Ein Brand, ein Rohrbruch oder ein Hochwasser – alles unvorhergesehene Ereignisse, die große Zerstörung am Haus verursachen können. Oft liegt der Schaden dabei im sechs- oder siebenstelligen Bereich. Das ist eine Summe, von der sich die wenigsten Menschen erholen können. Wer das verwüstete Haus dazu noch vermietet hat, verliert durch den Schadensfall zudem noch ein regelmäßiges Einkommen.
Gegen diesen finanziellen Engpass können Sie sich mithilfe einer Wohngebäudeversicherung absichern. Was genau der Versicherungsschutz umfasst, wie viel er kostet und was der Unterschied zur Hausratversicherung ist, erfahren Sie in unserem separaten Ratgeber. Hier soll es um die Frage gehen, ob Sie als Vermieter die Beiträge für die Wohngebäudeversicherung auf die Mieter umlegen dürfen.
Ja. Auf Grundlage des §2 Nr. 13 der Betriebskostenverordnung (BetrKV) zählt die Wohngebäudeversicherung zu den umlagefähigen Nebenkosten. Sie können also als Vermieter die Versicherungsbeiträge über die „Betriebsausgaben zur Vermietung und Verpachtung“ auf Ihre Mieter umlegen und abrechnen.
Dabei erfolgt die Umlage der Kosten – sofern nicht anders im Mietvertrag geregelt – entsprechend der Wohnfläche, die Ihre Mieter nutzen.

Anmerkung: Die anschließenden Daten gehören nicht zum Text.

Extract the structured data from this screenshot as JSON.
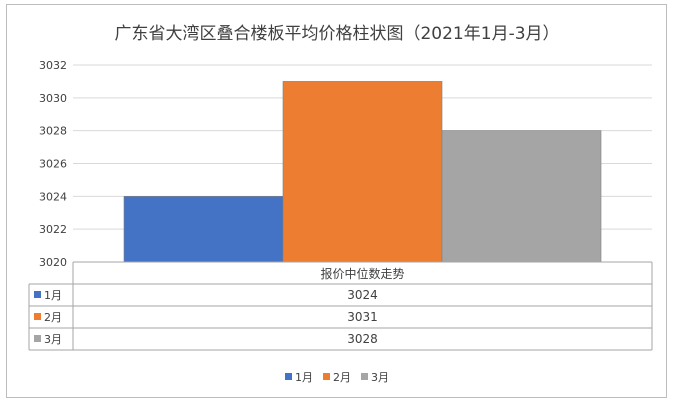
{
  "chart_data": {
    "type": "bar",
    "title": "广东省大湾区叠合楼板平均价格柱状图（2021年1月-3月）",
    "category_label": "报价中位数走势",
    "ylim": [
      3020,
      3032
    ],
    "yticks": [
      3020,
      3022,
      3024,
      3026,
      3028,
      3030,
      3032
    ],
    "grid": true,
    "legend_position": "bottom",
    "series": [
      {
        "name": "1月",
        "values": [
          3024
        ],
        "color": "#4472c4"
      },
      {
        "name": "2月",
        "values": [
          3031
        ],
        "color": "#ed7d31"
      },
      {
        "name": "3月",
        "values": [
          3028
        ],
        "color": "#a5a5a5"
      }
    ],
    "data_table": {
      "rows": [
        {
          "label": "1月",
          "value": "3024"
        },
        {
          "label": "2月",
          "value": "3031"
        },
        {
          "label": "3月",
          "value": "3028"
        }
      ]
    }
  }
}
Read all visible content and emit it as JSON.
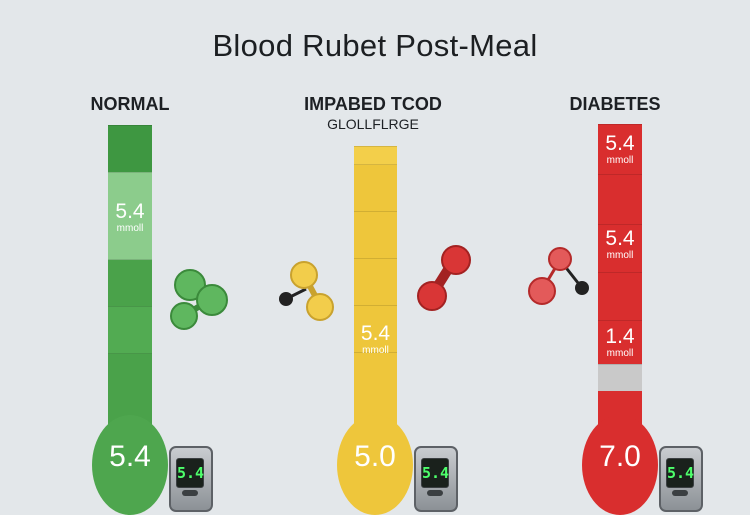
{
  "title": "Blood Rubet Post-Meal",
  "columns": [
    {
      "label": "NORMAL",
      "sublabel": "",
      "color": "#4da64d",
      "readings": [
        {
          "value": "5.4",
          "unit": "mmoll"
        }
      ],
      "bulb_value": "5.4",
      "meter_display": "5.4"
    },
    {
      "label": "IMPABED TCOD",
      "sublabel": "GLOLLFLRGE",
      "color": "#ecc43a",
      "readings": [
        {
          "value": "5.4",
          "unit": "mmoll"
        }
      ],
      "bulb_value": "5.0",
      "meter_display": "5.4"
    },
    {
      "label": "DIABETES",
      "sublabel": "",
      "color": "#d92e2e",
      "readings": [
        {
          "value": "5.4",
          "unit": "mmoll"
        },
        {
          "value": "5.4",
          "unit": "mmoll"
        },
        {
          "value": "1.4",
          "unit": "mmoll"
        }
      ],
      "bulb_value": "7.0",
      "meter_display": "5.4"
    }
  ]
}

Der Grund, warum Sie die Wohngebäudeversicherung umlegen dürfen, ist einfach: Mieter profitieren von dieser Versicherung auch. Denn je schneller ein Vermieter Geld hat, um den Schaden zu reparieren, umso schneller können Mieter wieder in ihren eigenen vier Wänden leben. Außerdem übernehmen die meisten Wohngebäudeversicherungen auch die Kosten für die Hotelübernachtung – so müssen die betroffenen Mieter nicht bei Verwandten auf dem Sofa schlafen.
Als Vermieter dürfen Sie nur Kosten auf Mieter umlegen, die Sie im Mietvertrag erwähnt haben. Natürlich müssen Sie nicht jeden Posten einzeln aufführen. Es genügt, wenn Sie auf die gesetzliche Betriebskostenverordnung verweisen, die Wohngebäudeversicherungen zu den umlagefähigen Nebenkosten zählt. Vergessen Sie, die Betriebskosten im Mietvertrag zu erwähnen, muss der Mieter auch keine zahlen.